On justifie le fait de faire circuler un camion non présenté au contrôle technique pour ravitailler un village.
(T. corr Coutances, 22 octobre 1968, D. 1970, 139, note Guigue). Cette fois-ci il y a concordance entre les dispositions de l’article 122-5 du Code pénal relatif à la légitime défense. Quant à l’article 122-7 relatif à l’état de nécessité puisque le législateur emploie quasiment la même expression :
« sauf s’il y a disproportion entre les moyens de défense employés et la gravité de l’atteinte ». Et  aussi « s’il y a disproportion entre les moyens employés et la gravité de la menace ».
 
Après avoir envisagé les conditions relatives à l’état de nécessité, il convient d’en étudier les effets.
 

Paragraphe 3 : les effets de l’état de nécessité

 
Comme précédemment vu, l’état de nécessité s’impose comme fait justificatif. Il exonère l’auteur des faits de toute responsabilité pénale. Il ne pourra pas faire l’objet d’une condamnation devant les juridictions pénales.
 
En revanche, l’auteur de l’acte engage sa responsabilité civile : il doit indemniser sa victime. Cette solution diffère de celle retenue en matière de légitime défense. En effet l’auteur de la riposte n’engageant pas ses responsabilités civile et pénale.

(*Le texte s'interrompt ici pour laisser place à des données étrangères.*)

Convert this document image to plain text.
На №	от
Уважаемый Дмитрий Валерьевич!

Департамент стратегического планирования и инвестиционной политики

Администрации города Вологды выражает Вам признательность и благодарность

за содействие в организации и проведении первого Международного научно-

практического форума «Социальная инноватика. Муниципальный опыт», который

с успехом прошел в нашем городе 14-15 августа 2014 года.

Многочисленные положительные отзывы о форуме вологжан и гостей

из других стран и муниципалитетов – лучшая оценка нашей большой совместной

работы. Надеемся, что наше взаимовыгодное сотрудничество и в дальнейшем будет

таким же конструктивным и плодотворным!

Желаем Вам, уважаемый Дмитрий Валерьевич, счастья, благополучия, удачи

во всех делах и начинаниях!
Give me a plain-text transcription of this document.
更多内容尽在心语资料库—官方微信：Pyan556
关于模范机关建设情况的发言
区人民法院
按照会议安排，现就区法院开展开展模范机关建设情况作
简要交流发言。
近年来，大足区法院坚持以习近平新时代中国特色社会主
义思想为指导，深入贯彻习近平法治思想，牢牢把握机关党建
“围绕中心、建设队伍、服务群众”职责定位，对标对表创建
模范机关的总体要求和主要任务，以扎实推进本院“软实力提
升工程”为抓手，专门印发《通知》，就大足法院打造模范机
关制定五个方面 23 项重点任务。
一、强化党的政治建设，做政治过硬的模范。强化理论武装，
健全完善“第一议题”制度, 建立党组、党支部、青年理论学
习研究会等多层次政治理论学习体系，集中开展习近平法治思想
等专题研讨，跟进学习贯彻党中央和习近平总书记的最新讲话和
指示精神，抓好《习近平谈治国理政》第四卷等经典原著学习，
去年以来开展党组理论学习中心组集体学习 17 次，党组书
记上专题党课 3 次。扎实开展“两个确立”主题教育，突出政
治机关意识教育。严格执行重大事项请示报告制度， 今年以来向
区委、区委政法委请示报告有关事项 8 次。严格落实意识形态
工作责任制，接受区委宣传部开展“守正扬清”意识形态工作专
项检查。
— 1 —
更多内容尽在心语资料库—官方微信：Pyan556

Cette différence de régime s’explique comment ? Par le fait qu’en matière de légitime défense la personne qui riposte cause directement un préjudice à l’auteur de l’agression. Alors que pour l’état de nécessité l’agent cause un dommage à un tiers innocent. En revanche, la solution sera différente si la victime du dommage est aussi le responsable du danger. En effet l’hypothèse dans laquelle le danger résulte d’une faute antérieure de l’agent.
À noter qu’il serait inexact de parler de responsabilité civile. La doctrine semble privilégier la thèse de l’enrichissement sans cause. Ceci dans la mesure où l’agent n’a pas réellement commis de faute.
Ainsi, il s’avère préférable de parler indistinctement de réparation sur le plan civil. Il n’y  a pas lieu d’invoquer une responsabilité civile ou un enrichissement sans cause.
On remarque que les conditions propres à l’état de nécessité se trouvent mises en exergue par le législateur. Mais en revanche une part d’ombre demeure quant à ses effets.